Red Hat made a slew of OpenStack-related announcements at this week's OpenStack Summit conference in Atlanta, but the company is also drawing buzz following reports in the press that claimed that the company shows favoritism in the support it offers to users of various distributions of OpenStack.  Specifically, the reports claimed that Red Hat will refuse to support Red Hat Enterprise Linux if a customer uses a distribution of the cloud hosting software from another company.

Now, Paul Cormier, Red Hat president for products and technologies, has officially rejected these claims in a blog post.

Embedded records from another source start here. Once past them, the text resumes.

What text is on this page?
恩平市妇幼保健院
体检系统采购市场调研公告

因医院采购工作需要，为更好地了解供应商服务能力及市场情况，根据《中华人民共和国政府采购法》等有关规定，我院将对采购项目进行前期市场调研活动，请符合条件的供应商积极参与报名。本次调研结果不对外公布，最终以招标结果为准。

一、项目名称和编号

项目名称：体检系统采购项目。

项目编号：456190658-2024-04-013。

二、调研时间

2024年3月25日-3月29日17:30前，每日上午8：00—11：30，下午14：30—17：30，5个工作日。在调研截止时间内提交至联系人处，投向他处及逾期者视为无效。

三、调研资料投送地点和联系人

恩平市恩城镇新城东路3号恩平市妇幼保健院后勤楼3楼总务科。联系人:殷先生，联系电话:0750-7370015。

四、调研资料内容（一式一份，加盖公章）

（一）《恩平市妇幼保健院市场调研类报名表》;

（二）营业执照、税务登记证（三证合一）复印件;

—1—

He notes the following:

"To be clear, users are free to deploy Red Hat Enterprise Linux with any OpenStack offering, and there is no requirement to use our OpenStack technologies to get a Red Hat Enterprise Linux subscription. That’s what open source enables, and it’s not a new way of business for us. As a matter of fact, in traditional virtualization environments we certify performance of Red Hat Enterprise Linux on offerings from our largest competitors, Microsoft and VMware. They have engineering teams and a quality assurance process that we feel comfortable with. Together, we work with them to offer an enterprise-class experience for customers. We also work closely with major cloud providers like Amazon and Google to certify Red Hat Enterprise Linux. These relationships – and our massive network of certified partners – bring customers broad choice on the full spectrum from bare metal to cloud. That is the value of open source."

It's also clear though, that Cormier strongly encourages users to choose the Red Hat Enterprise Linux OpenStack Platform. He writes:

"OpenStack and Linux go hand-in-hand, and they are deeply intertwined. Red Hat Enterprise Linux and our OpenStack offerings are developed, built, integrated, and supported together to create Red Hat Enterprise Linux OpenStack Platform. This requires tight feature and fix alignment between the Kernel, the hypervisor, and OpenStack services. We have run into this in actual customer support situations many times."

Red Hat is tying its future to cloud computing and the OpenStack platform, so it's to be expected that it would like to exert some control over which flavors of OpenStack users are putting on top of its Linux platform. Nevertheless, we've made the point before that support will be the big differentiator as enterprises increasingly deploy OpenStack.

Enterprises will favor a platform-level solution when it's clear that they'll get completely reliable support. History shows that, and Red Hat is going to have to make its support available to organizations that favor its Linux platform, but don't necessarily favor its OpenStack offerings.